Popular Nigerian business magnate, Aliko Dangote has petitioned the Ministry of Trade and Investment, demanding that the BUA Group Sugar refinery in Port Harcourt be shut down.
In a letter dated 28 January 2021, Dangote said the sugar refinery poses a threat to the attainment of the country’s National Sugar Master Plan (NSMP) and the sustainability of Nigeria’s local sugar industry.
Dangote who claimed that when the BUA Sugar refinery was opened, warned the Federal Government and they told him that ‘no new refinery would be allowed to operate in Nigeria’, accused BUA of operating with impunity by contravening the laws as laid down in the National sugar policy by selling its products locally instead of producing for export alone.
BUA, however, in its own defence sent to the Honourable Minister of Trade, clarified the issues stating that because of the connivance of the two major sugar manufacturers to hike the price of Sugar during the Ramadan period, the law allows it to sell locally.
BUA, who warned that the Dangote group and the other major players have not been involved in any backward integration project, said they rather depend on 80 per cent raw sugar allocation which is detrimental to the Nigerian economy in long term analysis.
BUA on the other hand has been involved in a backward integration project with BUA’s Lafiagi Sugar BIP set to be completed in 2022.
Over 250 million dollars is believed to have been spent on the export-focused BUA sugar refinery already and it is also employing over 1,000 Nigerians.
Meanwhile, BUA also noted that at the centre of this fight to force FG to close the BUA Sugar refinery down is the price war.
Last year, before Ramadan, sugar sold for around 18,000 Naira per bag. But as Ramadan fasting started the price jumped to 30,000 per bag.
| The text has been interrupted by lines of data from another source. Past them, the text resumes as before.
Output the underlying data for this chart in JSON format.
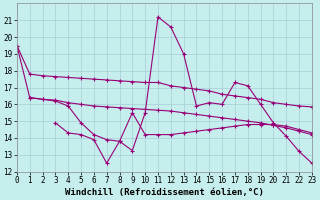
{
  "xlabel": "Windchill (Refroidissement éolien,°C)",
  "ylim": [
    12,
    22
  ],
  "xlim": [
    0,
    23
  ],
  "yticks": [
    12,
    13,
    14,
    15,
    16,
    17,
    18,
    19,
    20,
    21
  ],
  "xticks": [
    0,
    1,
    2,
    3,
    4,
    5,
    6,
    7,
    8,
    9,
    10,
    11,
    12,
    13,
    14,
    15,
    16,
    17,
    18,
    19,
    20,
    21,
    22,
    23
  ],
  "bg_color": "#c5eeed",
  "grid_color": "#a8cdd8",
  "line_color": "#990077",
  "line1_x": [
    0,
    1,
    2,
    3,
    4,
    5,
    6,
    7,
    8,
    9,
    10,
    11,
    12,
    13,
    14,
    15,
    16,
    17,
    18,
    19,
    20,
    21,
    22,
    23
  ],
  "line1_y": [
    19.5,
    17.8,
    17.7,
    17.65,
    17.6,
    17.55,
    17.5,
    17.45,
    17.4,
    17.35,
    17.3,
    17.3,
    17.1,
    17.0,
    16.9,
    16.8,
    16.6,
    16.5,
    16.4,
    16.3,
    16.1,
    16.0,
    15.9,
    15.85
  ],
  "line2_x": [
    1,
    2,
    3,
    4,
    5,
    6,
    7,
    8,
    9,
    10,
    11,
    12,
    13,
    14,
    15,
    16,
    17,
    18,
    19,
    20,
    21,
    22,
    23
  ],
  "line2_y": [
    16.4,
    16.3,
    16.25,
    16.1,
    16.0,
    15.9,
    15.85,
    15.8,
    15.75,
    15.7,
    15.65,
    15.6,
    15.5,
    15.4,
    15.3,
    15.2,
    15.1,
    15.0,
    14.9,
    14.75,
    14.6,
    14.4,
    14.2
  ],
  "line3_x": [
    0,
    1,
    2,
    3,
    4,
    5,
    6,
    7,
    8,
    9,
    10,
    11,
    12,
    13,
    14,
    15,
    16,
    17,
    18,
    19,
    20,
    21,
    22,
    23
  ],
  "line3_y": [
    19.5,
    16.4,
    16.3,
    16.2,
    15.9,
    14.9,
    14.2,
    13.9,
    13.8,
    13.25,
    15.5,
    21.2,
    20.6,
    19.0,
    15.9,
    16.1,
    16.0,
    17.3,
    17.1,
    16.0,
    14.9,
    14.1,
    13.2,
    12.5
  ],
  "line4_x": [
    3,
    4,
    5,
    6,
    7,
    8,
    9,
    10,
    11,
    12,
    13,
    14,
    15,
    16,
    17,
    18,
    19,
    20,
    21,
    22,
    23
  ],
  "line4_y": [
    14.9,
    14.3,
    14.2,
    13.9,
    12.5,
    13.8,
    15.5,
    14.2,
    14.2,
    14.2,
    14.3,
    14.4,
    14.5,
    14.6,
    14.7,
    14.8,
    14.8,
    14.8,
    14.7,
    14.5,
    14.3
  ],
  "xlabel_fontsize": 6.5,
  "tick_fontsize": 5.5
}
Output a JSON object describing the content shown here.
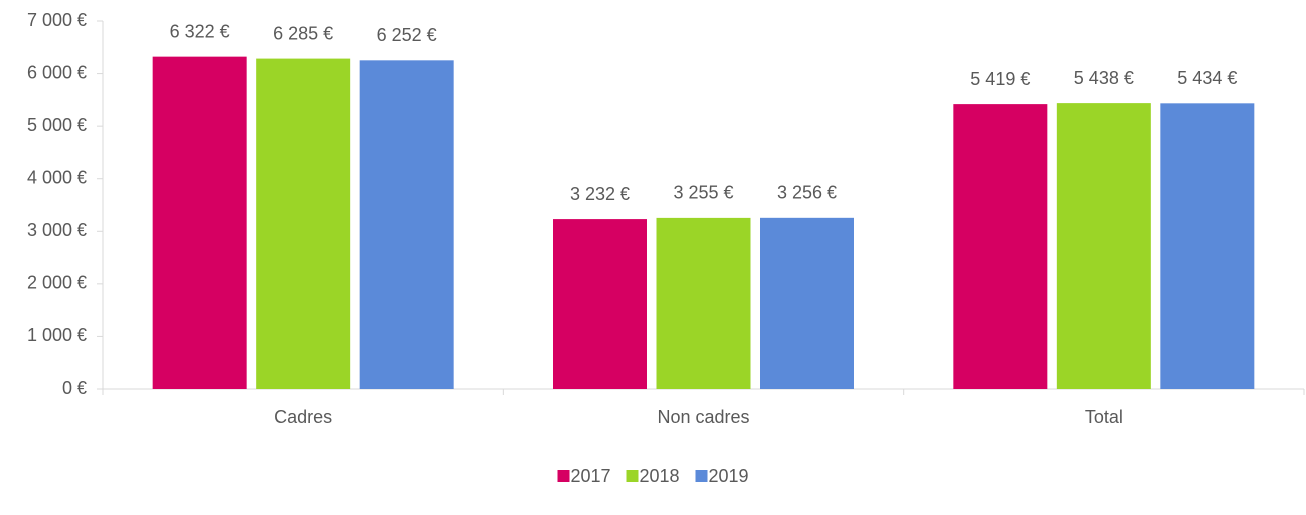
{
  "chart_data": {
    "type": "bar",
    "categories": [
      "Cadres",
      "Non cadres",
      "Total"
    ],
    "series": [
      {
        "name": "2017",
        "color": "#d60062",
        "values": [
          6322,
          3232,
          5419
        ],
        "value_labels": [
          "6 322 €",
          "3 232 €",
          "5 419 €"
        ]
      },
      {
        "name": "2018",
        "color": "#9bd527",
        "values": [
          6285,
          3255,
          5438
        ],
        "value_labels": [
          "6 285 €",
          "3 255 €",
          "5 438 €"
        ]
      },
      {
        "name": "2019",
        "color": "#5b8ad9",
        "values": [
          6252,
          3256,
          5434
        ],
        "value_labels": [
          "6 252 €",
          "3 256 €",
          "5 434 €"
        ]
      }
    ],
    "ylim": [
      0,
      7000
    ],
    "yticks": [
      {
        "value": 0,
        "label": "0 €"
      },
      {
        "value": 1000,
        "label": "1 000 €"
      },
      {
        "value": 2000,
        "label": "2 000 €"
      },
      {
        "value": 3000,
        "label": "3 000 €"
      },
      {
        "value": 4000,
        "label": "4 000 €"
      },
      {
        "value": 5000,
        "label": "5 000 €"
      },
      {
        "value": 6000,
        "label": "6 000 €"
      },
      {
        "value": 7000,
        "label": "7 000 €"
      }
    ],
    "grid": false,
    "legend": "bottom"
  }
}
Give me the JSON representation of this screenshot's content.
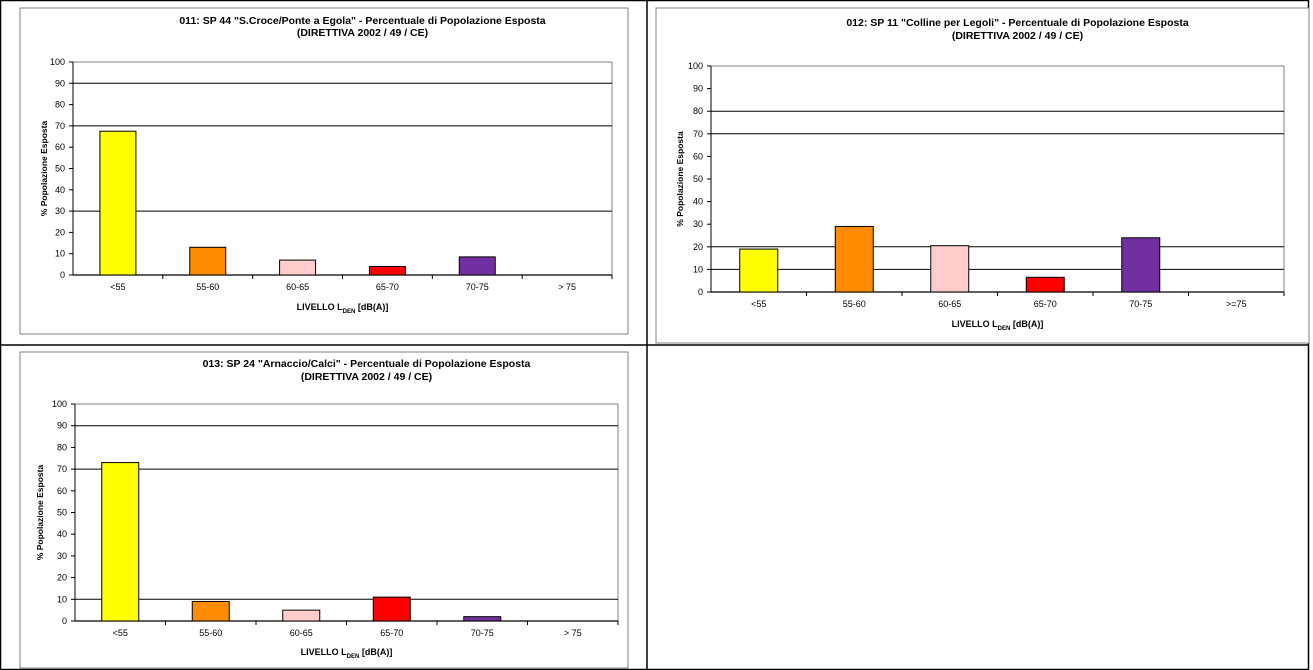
{
  "chart_data": [
    {
      "type": "bar",
      "title": "011: SP 44 \"S.Croce/Ponte a Egola\" - Percentuale di Popolazione Esposta",
      "subtitle": "(DIRETTIVA 2002 / 49 / CE)",
      "xlabel": "LIVELLO L",
      "xlabel_sub": "DEN",
      "xlabel_unit": "[dB(A)]",
      "ylabel": "% Popolazione Esposta",
      "ylim": [
        0,
        100
      ],
      "yticks": [
        0,
        10,
        20,
        30,
        40,
        50,
        60,
        70,
        80,
        90,
        100
      ],
      "gridlines": [
        30,
        70,
        90
      ],
      "categories": [
        "<55",
        "55-60",
        "60-65",
        "65-70",
        "70-75",
        "> 75"
      ],
      "values": [
        67.5,
        13,
        7,
        4,
        8.5,
        0
      ],
      "colors": [
        "#ffff00",
        "#ff8c00",
        "#ffcccc",
        "#ff0000",
        "#7030a0",
        "#ffffff"
      ]
    },
    {
      "type": "bar",
      "title": "012: SP 11 \"Colline per Legoli\" - Percentuale di Popolazione Esposta",
      "subtitle": "(DIRETTIVA 2002 / 49 / CE)",
      "xlabel": "LIVELLO L",
      "xlabel_sub": "DEN",
      "xlabel_unit": "[dB(A)]",
      "ylabel": "% Popolazione Esposta",
      "ylim": [
        0,
        100
      ],
      "yticks": [
        0,
        10,
        20,
        30,
        40,
        50,
        60,
        70,
        80,
        90,
        100
      ],
      "gridlines": [
        10,
        20,
        70,
        80
      ],
      "categories": [
        "<55",
        "55-60",
        "60-65",
        "65-70",
        "70-75",
        ">=75"
      ],
      "values": [
        19,
        29,
        20.5,
        6.5,
        24,
        0
      ],
      "colors": [
        "#ffff00",
        "#ff8c00",
        "#ffcccc",
        "#ff0000",
        "#7030a0",
        "#ffffff"
      ]
    },
    {
      "type": "bar",
      "title": "013: SP 24 \"Arnaccio/Calci\" - Percentuale di Popolazione Esposta",
      "subtitle": "(DIRETTIVA 2002 / 49 / CE)",
      "xlabel": "LIVELLO L",
      "xlabel_sub": "DEN",
      "xlabel_unit": "[dB(A)]",
      "ylabel": "% Popolazione Esposta",
      "ylim": [
        0,
        100
      ],
      "yticks": [
        0,
        10,
        20,
        30,
        40,
        50,
        60,
        70,
        80,
        90,
        100
      ],
      "gridlines": [
        10,
        70,
        90
      ],
      "categories": [
        "<55",
        "55-60",
        "60-65",
        "65-70",
        "70-75",
        "> 75"
      ],
      "values": [
        73,
        9,
        5,
        11,
        2,
        0
      ],
      "colors": [
        "#ffff00",
        "#ff8c00",
        "#ffcccc",
        "#ff0000",
        "#7030a0",
        "#ffffff"
      ]
    }
  ]
}
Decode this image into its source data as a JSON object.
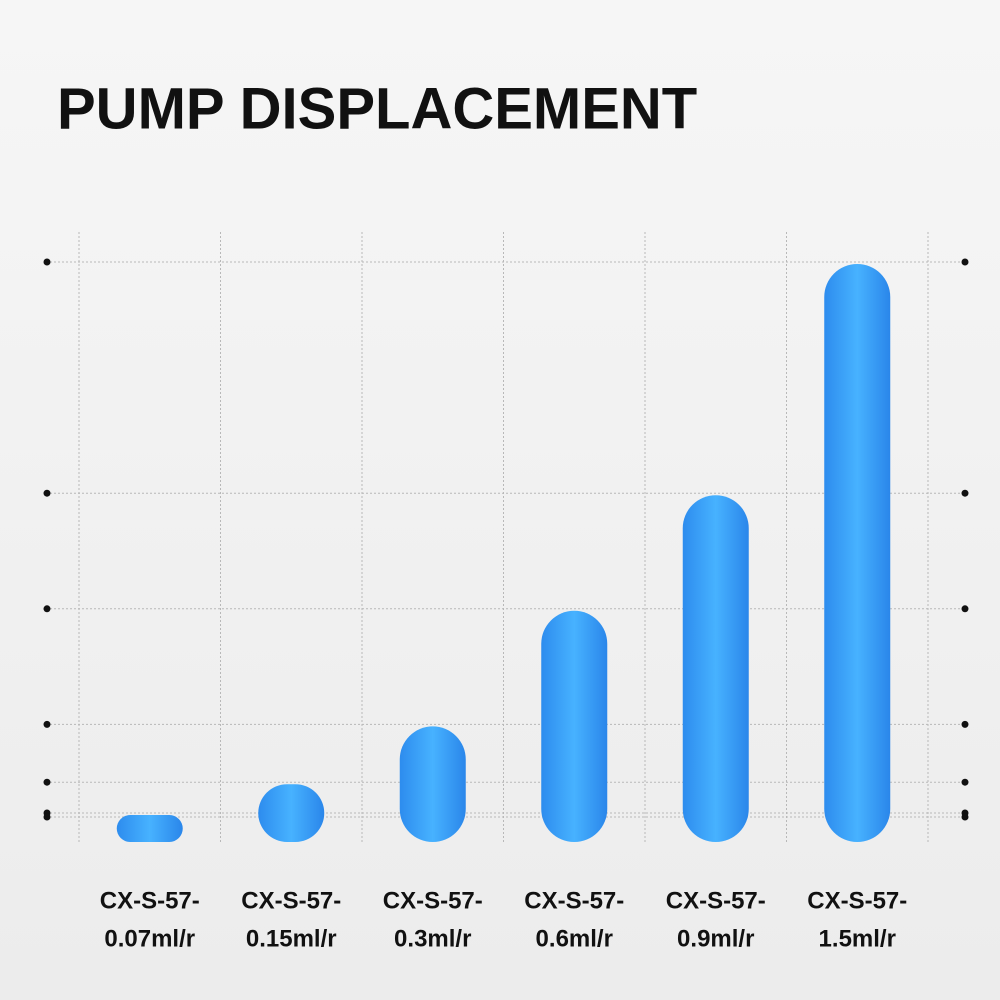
{
  "chart_data": {
    "type": "bar",
    "title": "PUMP DISPLACEMENT",
    "categories": [
      [
        "CX-S-57-",
        "0.07ml/r"
      ],
      [
        "CX-S-57-",
        "0.15ml/r"
      ],
      [
        "CX-S-57-",
        "0.3ml/r"
      ],
      [
        "CX-S-57-",
        "0.6ml/r"
      ],
      [
        "CX-S-57-",
        "0.9ml/r"
      ],
      [
        "CX-S-57-",
        "1.5ml/r"
      ]
    ],
    "values": [
      0.07,
      0.15,
      0.3,
      0.6,
      0.9,
      1.5
    ],
    "color": "#3aa0fa",
    "grid": true
  }
}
The people had no choice but to buy it because they needed a lot of it during the period.
So the manufacturers were smiling at the bank. BUA group noticed the trend and decided that it had to change.
There was no reason to increase the price during Ramadan simply because the demand is high.
Usually, the increase happens about one month before the commencement of fasting.
When the other manufacturers got across to BUA, Samad Rabiu refused.
They put pressure on him, saying it was the right time to make good money but he put his feet down.
After failing to do that, they petitioned the Federal Government that he was breaking the law by selling sugar locally instead of for export.
A source, however, claimed that already, the BUA Group has dragged the Trade Minister to court to ensure that the operations of the sugar refinery are not tampered with all because of the desperate attempt by Dangote Group to monopolize the sugar trade in Nigeria.